Background Secretoneurin is a neuropeptide located in nerve fibers along blood vessels, is up-regulated by hypoxia and induces angiogenesis. We tested the hypothesis that secretoneurin gene therapy exerts beneficial effects in a rat model of myocardial infarction and evaluated the mechanism of action on coronary endothelial cells. Methods and Results In-vivo secretoneurin improved left ventricular function, inhibited remodeling and reduced scar formation. In the infarct border zone secretoneurin induced coronary angiogenesis as shown by increased density of capillaries and arteries. In-vitro secretoneurin induced capillary tubes, stimulated proliferation, inhibited apoptosis and activated Akt and ERK in coronary endothelial cells. Effects were abrogated by a VEGF-antibody and secretoneurin stimulated VEGF receptors in these cells. Secretoneurin furthermore increased binding of VEGF to endothelial cells and binding was blocked by heparinase indicating that secretoneurin stimulates binding of VEGF to heparan sulfate proteoglycan binding sites. Additionally, secretoneurin increased binding of VEGF to its co-receptor neuropilin 1. In endothelial cells secretoneurin also stimulated FGF receptor-3 and IGF-1 receptor and in coronary vascular smooth muscle cells we observed stimulation of VEGF receptor-1 and FGF receptor-3. Exposure of cardiac myocytes to hypoxia and ischemic heart after myocardial infarction revealed increased secretoneurin m-RNA and protein.

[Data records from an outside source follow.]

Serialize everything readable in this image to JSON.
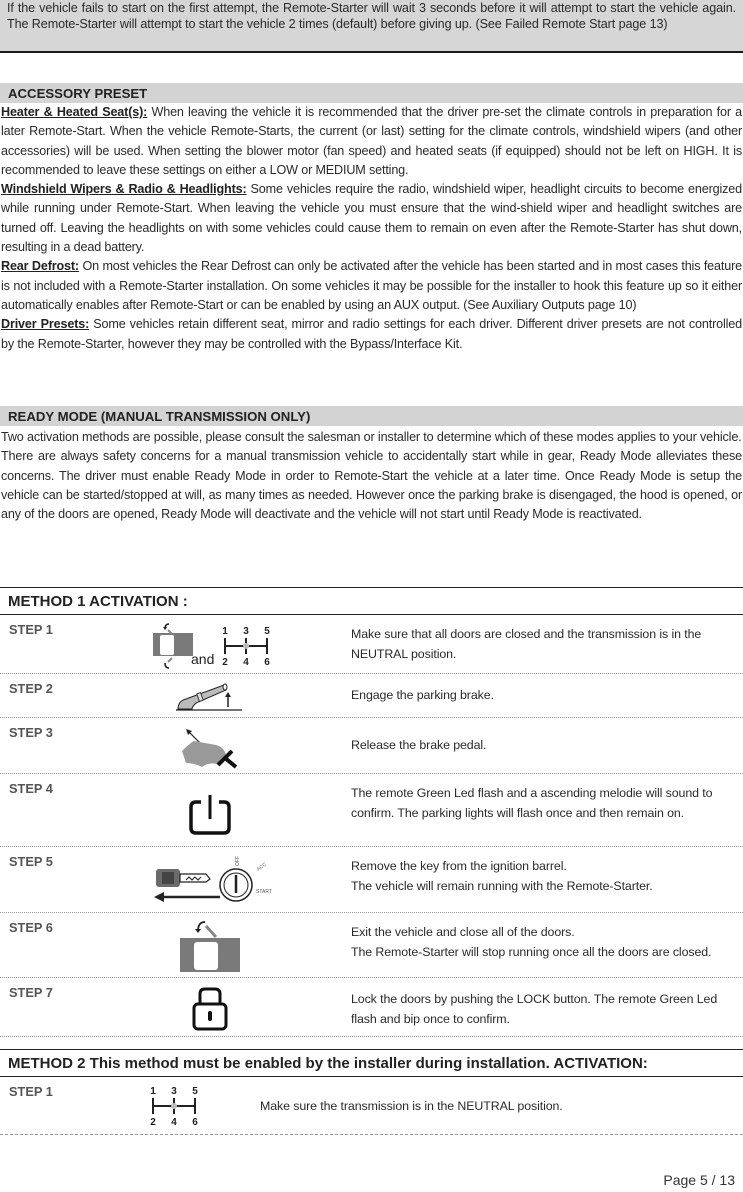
{
  "top_note": {
    "text": "If the vehicle fails to start on the first attempt, the Remote-Starter will wait 3 seconds before it will attempt to start the vehicle again. The Remote-Starter will attempt to start the vehicle 2 times (default) before giving up. (See Failed Remote Start page 13)"
  },
  "accessory_preset": {
    "heading": "ACCESSORY PRESET",
    "items": [
      {
        "lead": "Heater & Heated Seat(s):",
        "text": " When leaving the vehicle it is recommended that the driver pre-set the climate controls in preparation for a later Remote-Start. When the vehicle Remote-Starts, the current (or last) setting for the climate controls, windshield wipers (and other accessories) will be used. When setting the blower motor (fan speed) and heated seats (if equipped) should not be left on HIGH. It is recommended to leave these settings on either a LOW or MEDIUM setting."
      },
      {
        "lead": "Windshield Wipers & Radio & Headlights:",
        "text": " Some vehicles require the radio, windshield wiper, headlight circuits to become energized while running under Remote-Start. When leaving the vehicle you must ensure that the wind-shield wiper and headlight switches are turned off. Leaving the headlights on with some vehicles could cause them to remain on even after the Remote-Starter has shut down, resulting in a dead battery."
      },
      {
        "lead": "Rear Defrost:",
        "text": " On most vehicles the Rear Defrost can only be activated after the vehicle has been started and in most cases this feature is not included with a Remote-Starter installation. On some vehicles it may be possible for the installer to hook this feature up so it either automatically enables after Remote-Start or can be enabled by using an AUX output. (See Auxiliary Outputs page 10)"
      },
      {
        "lead": "Driver Presets:",
        "text": " Some vehicles retain different seat, mirror and radio settings for each driver. Different driver presets are not controlled by the Remote-Starter, however they may be controlled with the Bypass/Interface Kit."
      }
    ]
  },
  "ready_mode": {
    "heading": "READY MODE  (MANUAL TRANSMISSION ONLY)",
    "paragraphs": [
      "Two activation methods are possible, please consult the salesman or installer to determine which of these modes applies to your vehicle.",
      "There are always safety concerns for a manual transmission vehicle to accidentally start while in gear, Ready Mode alleviates these concerns. The driver must enable Ready Mode in order to Remote-Start the vehicle at a later time. Once Ready Mode is setup the vehicle can be started/stopped at will, as many times as needed. However once the parking brake is disengaged, the hood is opened, or any of the doors are opened, Ready Mode will deactivate and the vehicle will not start until Ready Mode is reactivated."
    ]
  },
  "method1": {
    "heading": "METHOD 1 ACTIVATION :",
    "and_label": "and",
    "gear_top": [
      "1",
      "3",
      "5"
    ],
    "gear_bottom": [
      "2",
      "4",
      "6"
    ],
    "ignition_labels": {
      "off": "OFF",
      "acc": "ACC",
      "start": "START"
    },
    "steps": [
      {
        "label": "STEP 1",
        "icon": "door-closed-and-gear-neutral-icon",
        "lines": [
          "Make sure that all doors are closed and the  transmission is in the NEUTRAL position."
        ]
      },
      {
        "label": "STEP 2",
        "icon": "parking-brake-icon",
        "lines": [
          "Engage the parking brake."
        ]
      },
      {
        "label": "STEP 3",
        "icon": "brake-pedal-release-icon",
        "lines": [
          "Release the brake pedal."
        ]
      },
      {
        "label": "STEP 4",
        "icon": "power-button-icon",
        "lines": [
          "The remote Green Led flash and a ascending melodie will sound to confirm. The parking lights will flash once and then remain on."
        ]
      },
      {
        "label": "STEP 5",
        "icon": "key-ignition-remove-icon",
        "lines": [
          "Remove the key from the ignition barrel.",
          "The vehicle will remain running with the Remote-Starter."
        ]
      },
      {
        "label": "STEP 6",
        "icon": "door-close-icon",
        "lines": [
          "Exit the vehicle and close all of the doors.",
          "The Remote-Starter will stop running once all the doors are closed."
        ]
      },
      {
        "label": "STEP 7",
        "icon": "lock-icon",
        "lines": [
          "Lock the doors by pushing the LOCK button. The remote Green Led flash and bip once to confirm."
        ]
      }
    ]
  },
  "method2": {
    "heading_bold": "METHOD 2",
    "heading_rest": " This method must be enabled by the installer during installation. ",
    "heading_end": "ACTIVATION:",
    "steps": [
      {
        "label": "STEP 1",
        "icon": "gear-neutral-icon",
        "lines": [
          "Make sure the transmission is in the NEUTRAL position."
        ]
      }
    ]
  },
  "footer": {
    "page": "Page 5 / 13"
  }
}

Conclusions Our data show that secretoneurin acts as an endogenous stimulator of VEGF signaling in coronary endothelial cells by enhancing binding of VEGF to low affinity binding sites and neuropilin 1 and stimulates further growth factor receptors like FGF receptor-3. Our in-vivo findings indicate that secretoneurin might be a promising therapeutic tool in ischemic heart disease.